Un autre point est litigieux : le transfert aux directeurs des services de santé de la définition des missions de prévention de ces services, jusqu’alors dévolues aux professionnels de la santé. Le médecin du travail – dont vous voulez affirmer encore un peu plus l’indépendance – sera pourtant de ce fait mis sous la tutelle du directeur, qui lui-même, je vous le rappelle, est sous la coupe du patronat, puisque le conseil d’administration de ce service est présidé de manière permanente par un représentant du collège employeur, et qu’il a une voix prépondérante !

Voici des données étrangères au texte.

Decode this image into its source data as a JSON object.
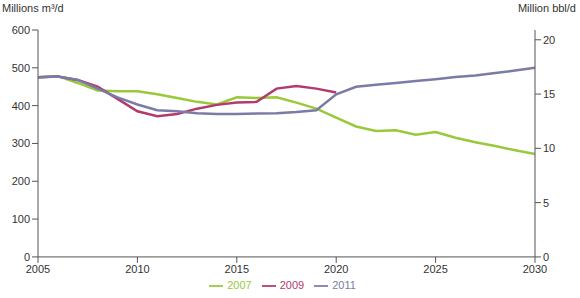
{
  "chart_data": {
    "type": "line",
    "y_label": "Millions m³/d",
    "y2_label": "Million bbl/d",
    "x": [
      2005,
      2006,
      2007,
      2008,
      2009,
      2010,
      2011,
      2012,
      2013,
      2014,
      2015,
      2016,
      2017,
      2018,
      2019,
      2020,
      2021,
      2022,
      2023,
      2024,
      2025,
      2026,
      2027,
      2028,
      2029,
      2030
    ],
    "xlim": [
      2005,
      2030
    ],
    "xticks": [
      2005,
      2010,
      2015,
      2020,
      2025,
      2030
    ],
    "ylim": [
      0,
      600
    ],
    "yticks": [
      0,
      100,
      200,
      300,
      400,
      500,
      600
    ],
    "y2lim": [
      0,
      20.9
    ],
    "y2ticks": [
      0,
      5,
      10,
      15,
      20
    ],
    "grid": false,
    "legend": "bottom",
    "series": [
      {
        "name": "2007",
        "color": "#99c93a",
        "values": [
          475,
          478,
          460,
          440,
          438,
          438,
          430,
          420,
          410,
          403,
          422,
          420,
          422,
          408,
          392,
          368,
          345,
          333,
          335,
          323,
          330,
          315,
          303,
          293,
          282,
          272
        ]
      },
      {
        "name": "2009",
        "color": "#b23a6c",
        "values": [
          475,
          477,
          468,
          450,
          418,
          385,
          372,
          378,
          392,
          402,
          408,
          410,
          445,
          452,
          445,
          435,
          null,
          null,
          null,
          null,
          null,
          null,
          null,
          null,
          null,
          null
        ]
      },
      {
        "name": "2011",
        "color": "#7b7ba8",
        "values": [
          475,
          477,
          468,
          445,
          422,
          403,
          388,
          385,
          380,
          378,
          378,
          379,
          380,
          383,
          388,
          430,
          450,
          455,
          460,
          465,
          470,
          476,
          480,
          486,
          493,
          500
        ]
      }
    ]
  }
}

Le cœur de métier des médecins du travail, à savoir la définition de leur mission en matière de prévention, sera donc dévoyé puisque le rôle de ces médecins est réduit à une simple fonction d’exécution ! De fait, l’indépendance des professionnels de santé, pourtant garantie par le code du travail, devient inopérante ! Et ce n’est pas le fait que ces professionnels soient des travailleurs protégés qui assurera cette indépendance !

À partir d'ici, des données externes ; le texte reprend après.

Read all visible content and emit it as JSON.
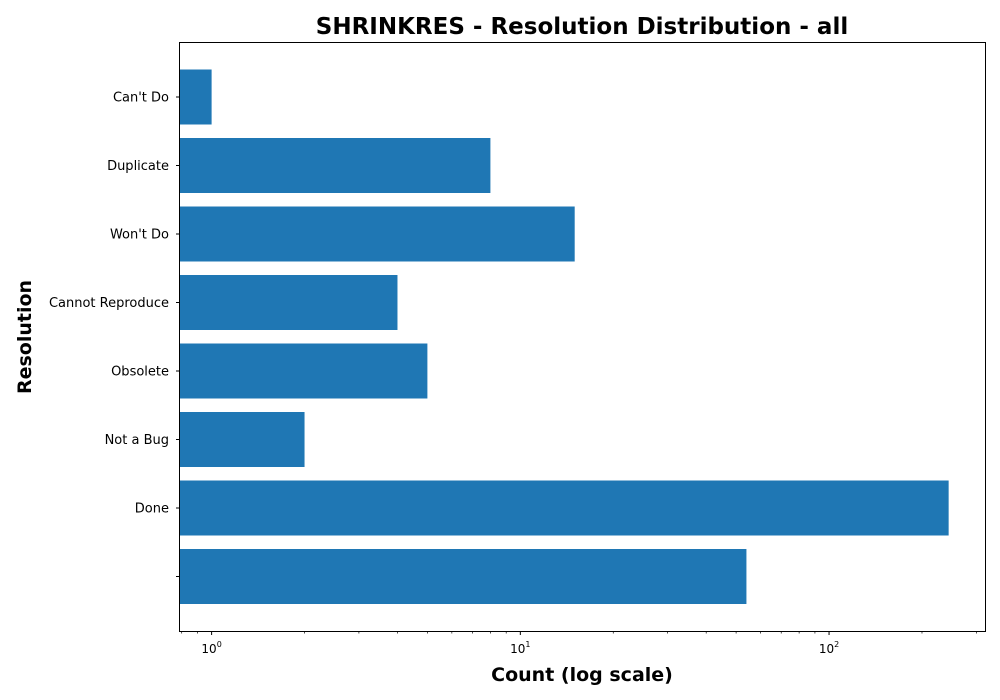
{
  "chart_data": {
    "type": "bar",
    "orientation": "horizontal",
    "title": "SHRINKRES - Resolution Distribution - all",
    "xlabel": "Count (log scale)",
    "ylabel": "Resolution",
    "x_scale": "log",
    "xlim": [
      0.79,
      320
    ],
    "x_ticks": [
      {
        "value": 1,
        "base": "10",
        "exp": "0"
      },
      {
        "value": 10,
        "base": "10",
        "exp": "1"
      },
      {
        "value": 100,
        "base": "10",
        "exp": "2"
      }
    ],
    "categories": [
      "",
      "Done",
      "Not a Bug",
      "Obsolete",
      "Cannot Reproduce",
      "Won't Do",
      "Duplicate",
      "Can't Do"
    ],
    "values": [
      54,
      244,
      2,
      5,
      4,
      15,
      8,
      1
    ],
    "bar_color": "#1f77b4",
    "grid": false,
    "legend": "none"
  }
}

Force est de constater que ce texte non seulement reflète un déni de démocratie sociale évident, mais est également en totale contradiction avec le code international d’éthique pour les professionnels de santé au travail, lequel stipule qu’un des principes de base de l’exercice correct de la santé au travail est une totale indépendance professionnelle des médecins.

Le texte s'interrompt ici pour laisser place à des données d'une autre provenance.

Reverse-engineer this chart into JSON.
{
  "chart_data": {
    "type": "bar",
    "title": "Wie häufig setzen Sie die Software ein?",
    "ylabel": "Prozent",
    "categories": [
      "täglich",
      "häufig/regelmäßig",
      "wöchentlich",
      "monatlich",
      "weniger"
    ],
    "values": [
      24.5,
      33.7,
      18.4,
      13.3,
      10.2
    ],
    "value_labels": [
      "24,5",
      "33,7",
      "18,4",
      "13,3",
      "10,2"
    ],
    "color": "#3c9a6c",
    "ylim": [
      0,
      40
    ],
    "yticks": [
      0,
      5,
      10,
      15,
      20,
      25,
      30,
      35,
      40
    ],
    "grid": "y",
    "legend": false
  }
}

Par ailleurs, en proposant une prise en charge de certaines catégories socioprofessionnelles précaires par des médecins non spécialisés en médecine du travail, ce texte est contraire au principe républicain d’égalité de traitement. Sur ce point, les chiffres sont parlants : 69 % des personnes précaires sont considérées en « souffrance psychique » et 80 % des intérimaires sont soumis à au moins un risque professionnel. Or ce sont ceux-là mêmes que vous voulez exclure de la santé au travail !

Au final, ce texte tourne le dos à l’exigence d’une véritable réforme de la médecine du travail, qui prendrait réellement en compte la santé des travailleurs en répondant à l’ensemble des difficultés auxquelles elle est confrontée aujourd’hui.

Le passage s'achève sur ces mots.